Go Away! Whale Watching
Award-winning company Sea Life Surveys, the UK's first commercial whale watching operation, runs a host of different wildlife cruises from Tobermory on the Isle of Mull, catering to families and adventurers alike. Having never caught a glimpse of a whale, and since it was the season for it, I thought I'd give it a try. After perusing the website (www.sealifesurveys.com), to maximise my chances I decided on the 'Whalewatch Explorer' (£60 per person) which dedicated the most time (up to 8 hours) at sea searching for whales. I grabbed The Skinny's ever-diligent picture editor, Jane Fenton, and we were away.
Getting from Edinburgh to Oban using Scottish Citylink buses wasn't difficult, taking only a little over four hours. Arriving at 8.30pm we checked into the Oban Scottish Youth Hostel Association (SYHA) hostel, set in a picturesque location on the seafront only a few minutes walk from town. For the budget-conscious the SYHA has a great network of hostels throughout Scotland, however booking in advance is essential in the summer season. While the hostels are exceptionally clean and have excellent facilities, there is often a curfew (11pm at the Tobermory SHYA). Also, SYHA's hostels are popular with families; so if partying is your priority, look elsewhere.
Considering the bus travel times from Edinburgh and Glasgow it's a good idea to stay overnight in Oban before heading out to the Isle of Mull. It's also a lovely small town packed with history and cosy pubs, well worth stopping over for dinner and a few pints. That said, finding a meal after 9pm in Oban proved impossible, so we had to settle for a take-away fish supper.
It was an early morning ferry ride from Oban to Craignure on a Caledonian MacBrayne Ferry, which was comfortable even though the sea seemed, worryingly, a little rough.
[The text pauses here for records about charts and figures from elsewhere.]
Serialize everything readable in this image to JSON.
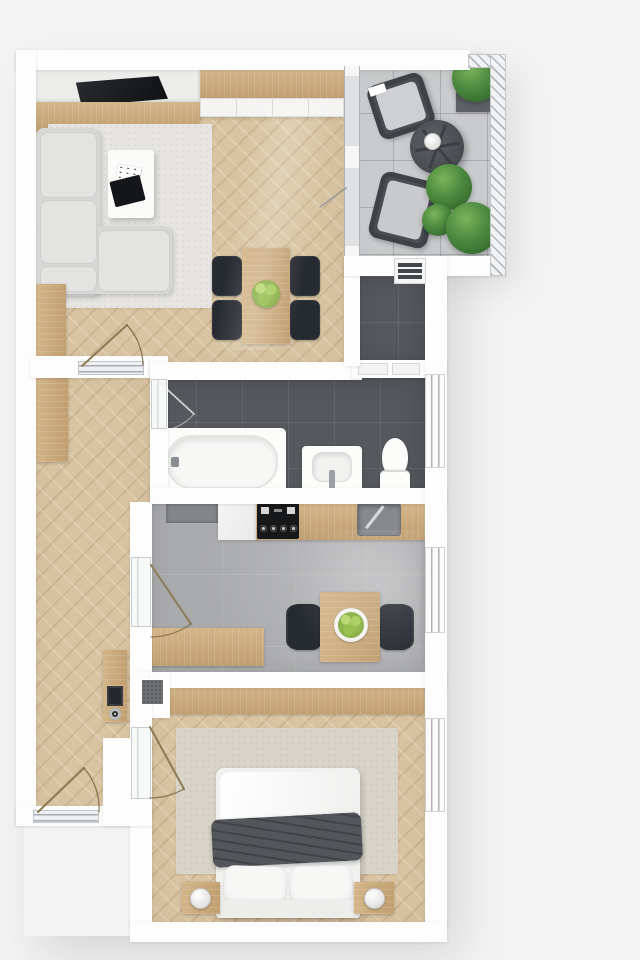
{
  "title": "apartment-floor-plan-3d-top-view",
  "palette": {
    "background": "#f3f3f4",
    "walls": "#fdfdfd",
    "oak_floor": "#d9c4a2",
    "oak_furniture": "#cbaa7c",
    "dark_tile": "#55585d",
    "concrete_floor": "#a9aaac",
    "balcony_tile": "#c9cbcd",
    "sofa": "#d7d7d6",
    "chair_black": "#262a31",
    "duvet": "#53565b",
    "plant_green": "#4c8a3f",
    "apple_green": "#9ac04d",
    "fixture_white": "#fcfcfb"
  },
  "rooms": [
    {
      "name": "living-dining-room",
      "floor": "light-oak-herringbone",
      "furniture": [
        "tv",
        "media-wall",
        "tv-lowboard",
        "sideboard",
        "area-rug",
        "corner-sofa",
        "coffee-table",
        "tray",
        "dining-table",
        "dining-chairs-x4",
        "fruit-bowl",
        "radiator"
      ]
    },
    {
      "name": "balcony",
      "floor": "light-gray-tile",
      "furniture": [
        "lounge-chair-x2",
        "round-table",
        "table-lamp-sphere",
        "planter-box",
        "plant-x3",
        "glass-balustrade"
      ]
    },
    {
      "name": "storage-room",
      "floor": "dark-gray-tile",
      "furniture": []
    },
    {
      "name": "bathroom",
      "floor": "dark-gray-tile",
      "furniture": [
        "bathtub",
        "washbasin",
        "toilet"
      ]
    },
    {
      "name": "kitchen",
      "floor": "gray-concrete-tile",
      "furniture": [
        "kitchen-counter",
        "cooktop",
        "kitchen-sink",
        "appliance",
        "kitchen-table",
        "kitchen-chair-x2",
        "fruit-plate",
        "bench"
      ]
    },
    {
      "name": "hallway",
      "floor": "light-oak-herringbone",
      "furniture": [
        "wardrobe-upper",
        "wardrobe-lower",
        "console-with-intercom",
        "doormat"
      ]
    },
    {
      "name": "bedroom",
      "floor": "light-oak-herringbone",
      "furniture": [
        "double-bed",
        "duvet",
        "pillow-x2",
        "nightstand-x2",
        "lamp-x2",
        "wardrobe",
        "area-rug"
      ]
    }
  ],
  "openings": {
    "windows": [
      "bathroom-window",
      "kitchen-window",
      "bedroom-window"
    ],
    "doors": [
      "entrance-door",
      "living-room-door",
      "bathroom-door",
      "kitchen-door",
      "bedroom-door",
      "balcony-glass-door"
    ]
  }
}
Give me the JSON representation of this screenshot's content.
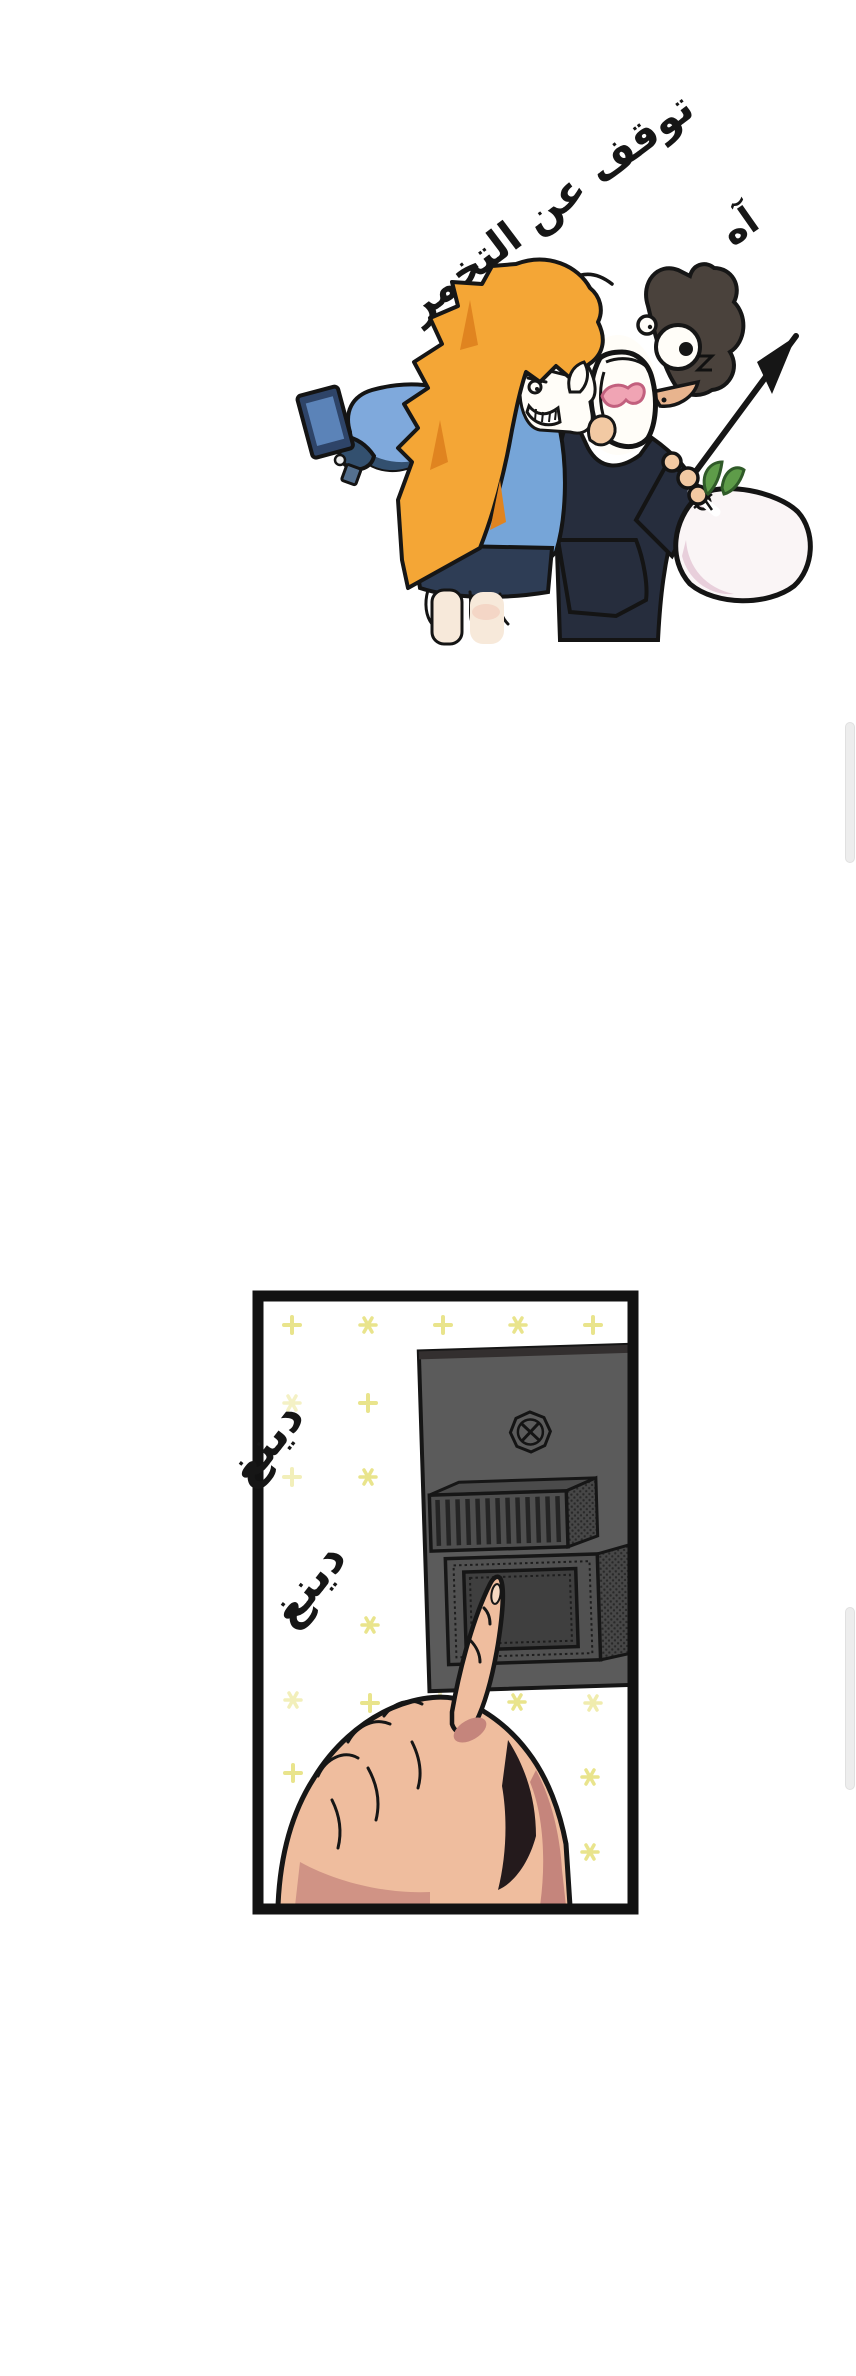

The short bus ride over to Tobermory was then about the same price as travelling from Edinburgh to Oban, but there weren't any other options.
Although the weather deteriorated, the small Sea Life Surveys boat - complete with enthusiastic guide and bearded captain - still pushed off. By 9.30am the ten of us on board were looking out to sea, eagerly awaiting the first sighting. While there were plenty of dull-coloured but apparently rare seabirds, through the now driving squalls of rain and white-capped, choppy water there wasn't anything else. The guide claimed that in this sort of weather whales would be difficult to sight. My spirits remained high, however: the earth's biggest animal couldn't be that hard to spot.
Over the next eight hours all we saw were the tiny fins of a few far off porpoise, a sunfish (like a normal fish that has been run-over, with a dorsal fin that really couldn't be bothered; apparently the fish was Jamaican, perhaps explaining its laidback attitude) and several sightings of a seabird known as a 'shag' (seriously), which did a great job of bobbing around in the water like something a lot more important. I did snigger the first few times the guide said, "shag" though.
Apart from these glimpses, the wind picked up, tossing the boat around and causing a few of the passengers to empty their stomachs at regular intervals. In fairness, it was apparently the roughest day the boat had been out in all season. Our landing was then delayed as we saved a man in his pants, whose yacht had lost anchor and was perilously close to being washed up on rocks. Maybe if he was wearing more he might've been rescued earlier.
If you've got more time, around Tobermory there is excellent coastal and woodland walking, and it's also worth taking a ferry trip to the nearby islands of Iona or Staffa. In terms of Whale Watching, many of those aboard had seen whales on previous trips, and according to the guide the strike rate during the summer season is very high. Maybe we were just spectacularly unlucky.